这若放在平日,定是一个惊喜的,只是他方才在……
“还说没有,开口就是质问。”惢嫣心里暗笑,面上却尽是委屈,红唇微撅。
“真没有。”裴厌缺无奈的抓起她的手。
那只扳指凉凉的,蹭在她掌心,他一面为此祈求她的原谅,一面解释,“你突然推门进来,如果我衣冠不整怎么办?”
“衣冠不整?”惢嫣眼睛亮了,“还有这种好事?”
裴厌缺,“……”
“若是放在旁人身上呢?旁人衣冠不整。”
“可我只会随意推开表哥的房门。”惢嫣反抓住他的手,指腹在他掌心刮啊刮。
裴厌缺深吸一口气。
真真是,拿她没办法啊。
三言两语就能让他欢愉。
那种至灵魂深处的欢愉,是他以前从来没有的。
“这是什么?”注意到她另外一只手里的茶筒,裴厌缺问。
“唔,我跟你说过的花茶,刚制出来的,特地拿来送你。
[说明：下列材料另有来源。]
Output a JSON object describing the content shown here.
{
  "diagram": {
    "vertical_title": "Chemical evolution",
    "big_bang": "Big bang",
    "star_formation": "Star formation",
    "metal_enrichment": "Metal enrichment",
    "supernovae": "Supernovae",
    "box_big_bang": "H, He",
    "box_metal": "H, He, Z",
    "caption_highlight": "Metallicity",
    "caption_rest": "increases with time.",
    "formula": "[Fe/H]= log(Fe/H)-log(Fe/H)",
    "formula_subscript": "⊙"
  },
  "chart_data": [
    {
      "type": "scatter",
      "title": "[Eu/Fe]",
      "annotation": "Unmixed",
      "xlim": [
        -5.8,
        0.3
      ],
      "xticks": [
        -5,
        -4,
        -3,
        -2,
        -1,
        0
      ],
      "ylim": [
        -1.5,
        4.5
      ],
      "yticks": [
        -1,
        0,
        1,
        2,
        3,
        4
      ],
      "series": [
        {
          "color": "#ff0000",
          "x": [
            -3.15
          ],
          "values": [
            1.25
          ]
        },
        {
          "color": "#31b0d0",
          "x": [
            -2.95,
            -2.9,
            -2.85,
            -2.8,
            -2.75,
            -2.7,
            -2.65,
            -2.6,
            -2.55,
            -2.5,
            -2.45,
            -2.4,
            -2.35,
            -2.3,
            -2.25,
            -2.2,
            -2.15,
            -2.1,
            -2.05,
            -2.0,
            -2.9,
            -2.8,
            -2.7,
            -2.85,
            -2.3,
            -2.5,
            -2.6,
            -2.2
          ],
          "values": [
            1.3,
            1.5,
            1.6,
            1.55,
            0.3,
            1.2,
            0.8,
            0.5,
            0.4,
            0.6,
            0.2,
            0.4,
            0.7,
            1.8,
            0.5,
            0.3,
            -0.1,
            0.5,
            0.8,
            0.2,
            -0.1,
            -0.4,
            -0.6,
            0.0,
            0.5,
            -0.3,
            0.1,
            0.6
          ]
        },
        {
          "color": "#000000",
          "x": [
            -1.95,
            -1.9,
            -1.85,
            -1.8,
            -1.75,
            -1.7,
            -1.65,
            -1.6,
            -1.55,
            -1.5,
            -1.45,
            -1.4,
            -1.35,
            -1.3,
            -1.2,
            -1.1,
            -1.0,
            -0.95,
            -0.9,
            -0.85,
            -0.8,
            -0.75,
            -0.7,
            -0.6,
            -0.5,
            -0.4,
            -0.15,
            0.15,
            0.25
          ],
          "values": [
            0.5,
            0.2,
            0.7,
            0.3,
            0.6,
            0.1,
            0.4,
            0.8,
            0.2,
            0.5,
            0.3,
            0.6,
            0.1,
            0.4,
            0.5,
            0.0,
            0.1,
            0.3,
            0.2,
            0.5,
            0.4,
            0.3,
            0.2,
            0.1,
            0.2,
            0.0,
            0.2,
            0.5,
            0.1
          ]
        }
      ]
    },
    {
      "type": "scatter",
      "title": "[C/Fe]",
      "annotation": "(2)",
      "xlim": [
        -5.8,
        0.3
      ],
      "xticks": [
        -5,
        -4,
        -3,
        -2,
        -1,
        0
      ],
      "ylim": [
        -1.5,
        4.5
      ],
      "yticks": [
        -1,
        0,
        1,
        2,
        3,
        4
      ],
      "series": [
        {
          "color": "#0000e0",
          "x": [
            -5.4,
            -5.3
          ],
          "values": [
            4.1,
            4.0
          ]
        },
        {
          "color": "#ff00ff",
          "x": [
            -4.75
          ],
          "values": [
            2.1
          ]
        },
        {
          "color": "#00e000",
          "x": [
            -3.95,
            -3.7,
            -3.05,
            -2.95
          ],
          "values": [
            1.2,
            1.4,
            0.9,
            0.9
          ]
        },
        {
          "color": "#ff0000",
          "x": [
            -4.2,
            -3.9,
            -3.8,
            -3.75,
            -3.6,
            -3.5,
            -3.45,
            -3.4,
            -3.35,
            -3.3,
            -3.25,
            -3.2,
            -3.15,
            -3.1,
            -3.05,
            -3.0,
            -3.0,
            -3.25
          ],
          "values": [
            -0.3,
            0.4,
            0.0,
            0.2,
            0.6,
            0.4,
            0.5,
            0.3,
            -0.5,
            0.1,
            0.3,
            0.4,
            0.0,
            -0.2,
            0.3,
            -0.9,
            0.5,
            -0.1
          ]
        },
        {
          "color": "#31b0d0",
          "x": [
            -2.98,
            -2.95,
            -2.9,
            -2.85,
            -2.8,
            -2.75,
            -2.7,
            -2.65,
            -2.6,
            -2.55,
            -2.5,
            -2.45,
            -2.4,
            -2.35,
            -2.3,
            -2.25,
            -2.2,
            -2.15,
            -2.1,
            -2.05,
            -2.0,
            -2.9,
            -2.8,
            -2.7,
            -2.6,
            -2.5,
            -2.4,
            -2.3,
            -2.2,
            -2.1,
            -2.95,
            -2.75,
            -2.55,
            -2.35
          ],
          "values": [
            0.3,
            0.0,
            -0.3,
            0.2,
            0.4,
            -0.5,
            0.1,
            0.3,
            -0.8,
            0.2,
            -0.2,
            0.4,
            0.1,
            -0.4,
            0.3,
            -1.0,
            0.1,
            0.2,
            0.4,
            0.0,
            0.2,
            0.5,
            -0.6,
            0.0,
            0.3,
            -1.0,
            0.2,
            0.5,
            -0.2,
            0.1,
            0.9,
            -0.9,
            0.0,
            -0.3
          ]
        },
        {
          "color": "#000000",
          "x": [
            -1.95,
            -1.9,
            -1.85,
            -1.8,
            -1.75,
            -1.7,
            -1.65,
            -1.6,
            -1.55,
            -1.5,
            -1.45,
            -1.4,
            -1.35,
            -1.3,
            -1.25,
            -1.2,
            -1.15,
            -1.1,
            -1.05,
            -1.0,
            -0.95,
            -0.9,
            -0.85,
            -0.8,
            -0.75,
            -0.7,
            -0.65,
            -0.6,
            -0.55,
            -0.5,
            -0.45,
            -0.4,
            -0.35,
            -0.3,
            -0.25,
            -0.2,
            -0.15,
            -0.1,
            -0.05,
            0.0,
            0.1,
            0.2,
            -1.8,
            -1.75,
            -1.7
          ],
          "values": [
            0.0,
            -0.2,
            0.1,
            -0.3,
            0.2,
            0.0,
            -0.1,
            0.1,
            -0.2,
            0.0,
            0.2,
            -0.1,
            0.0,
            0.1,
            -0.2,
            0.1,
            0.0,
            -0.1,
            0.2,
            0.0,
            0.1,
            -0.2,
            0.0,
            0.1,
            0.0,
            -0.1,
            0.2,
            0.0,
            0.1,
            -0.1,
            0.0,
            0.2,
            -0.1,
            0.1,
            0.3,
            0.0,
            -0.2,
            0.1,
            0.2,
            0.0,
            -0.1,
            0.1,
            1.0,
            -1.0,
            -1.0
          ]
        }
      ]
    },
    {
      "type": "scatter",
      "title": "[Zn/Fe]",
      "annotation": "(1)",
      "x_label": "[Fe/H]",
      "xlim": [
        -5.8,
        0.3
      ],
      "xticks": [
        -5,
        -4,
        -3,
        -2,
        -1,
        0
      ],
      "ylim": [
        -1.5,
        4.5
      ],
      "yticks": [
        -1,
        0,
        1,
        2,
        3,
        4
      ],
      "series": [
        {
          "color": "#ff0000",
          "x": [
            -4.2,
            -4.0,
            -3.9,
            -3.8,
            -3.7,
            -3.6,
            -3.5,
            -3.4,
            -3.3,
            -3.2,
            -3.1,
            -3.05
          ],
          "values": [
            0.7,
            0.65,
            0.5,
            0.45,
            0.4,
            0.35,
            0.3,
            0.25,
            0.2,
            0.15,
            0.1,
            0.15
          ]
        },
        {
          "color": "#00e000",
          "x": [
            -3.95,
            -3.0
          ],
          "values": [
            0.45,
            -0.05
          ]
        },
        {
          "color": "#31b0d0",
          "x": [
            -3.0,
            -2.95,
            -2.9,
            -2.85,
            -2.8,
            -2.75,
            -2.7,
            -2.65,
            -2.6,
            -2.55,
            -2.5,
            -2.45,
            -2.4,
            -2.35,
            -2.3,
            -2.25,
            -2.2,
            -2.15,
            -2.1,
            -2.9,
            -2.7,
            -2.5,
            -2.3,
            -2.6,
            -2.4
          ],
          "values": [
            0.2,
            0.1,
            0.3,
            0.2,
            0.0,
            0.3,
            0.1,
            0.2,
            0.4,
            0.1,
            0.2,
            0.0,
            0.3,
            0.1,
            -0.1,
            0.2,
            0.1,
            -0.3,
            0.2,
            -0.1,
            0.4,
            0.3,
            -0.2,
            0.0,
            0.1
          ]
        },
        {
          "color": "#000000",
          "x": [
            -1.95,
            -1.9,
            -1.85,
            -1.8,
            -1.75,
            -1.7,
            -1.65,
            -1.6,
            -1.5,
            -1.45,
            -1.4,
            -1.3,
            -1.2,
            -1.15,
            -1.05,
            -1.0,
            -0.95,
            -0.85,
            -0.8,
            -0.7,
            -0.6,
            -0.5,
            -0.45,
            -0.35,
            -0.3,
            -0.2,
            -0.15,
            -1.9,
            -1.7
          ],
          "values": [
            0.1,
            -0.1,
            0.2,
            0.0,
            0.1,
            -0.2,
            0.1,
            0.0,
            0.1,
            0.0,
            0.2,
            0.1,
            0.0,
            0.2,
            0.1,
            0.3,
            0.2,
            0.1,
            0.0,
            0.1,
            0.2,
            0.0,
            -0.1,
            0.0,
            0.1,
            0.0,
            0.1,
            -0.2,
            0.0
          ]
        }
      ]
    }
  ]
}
”惢嫣道。
“这么快就制出来了?”裴厌缺有些惊讶,笑着接过。
“表哥近来在忙什么?”便见惢嫣朝他的桌案去。
小样,藏了什么东西偷偷看?
就在她快碰到他的桌子时,男人一把抓住了她的手。
裴厌缺微微一拉,惢嫣就落入他怀中。
“先斟茶喝可好?”他欲领着她朝外走。
惢嫣刹住脚步,“我喝过了,表哥自己去斟好不好,我在这里等着你呢。”
身子往后却未能挪动半分,男人抓她的手抓的紧紧的。
“你陪我好不好?”裴厌缺学着她的语气。
“不好。”她拒绝。周旋不下去了,她直言,“我就想看看你藏了什么见不得人的东西在看,还得躲着我……是哪家姑娘的画像啊?”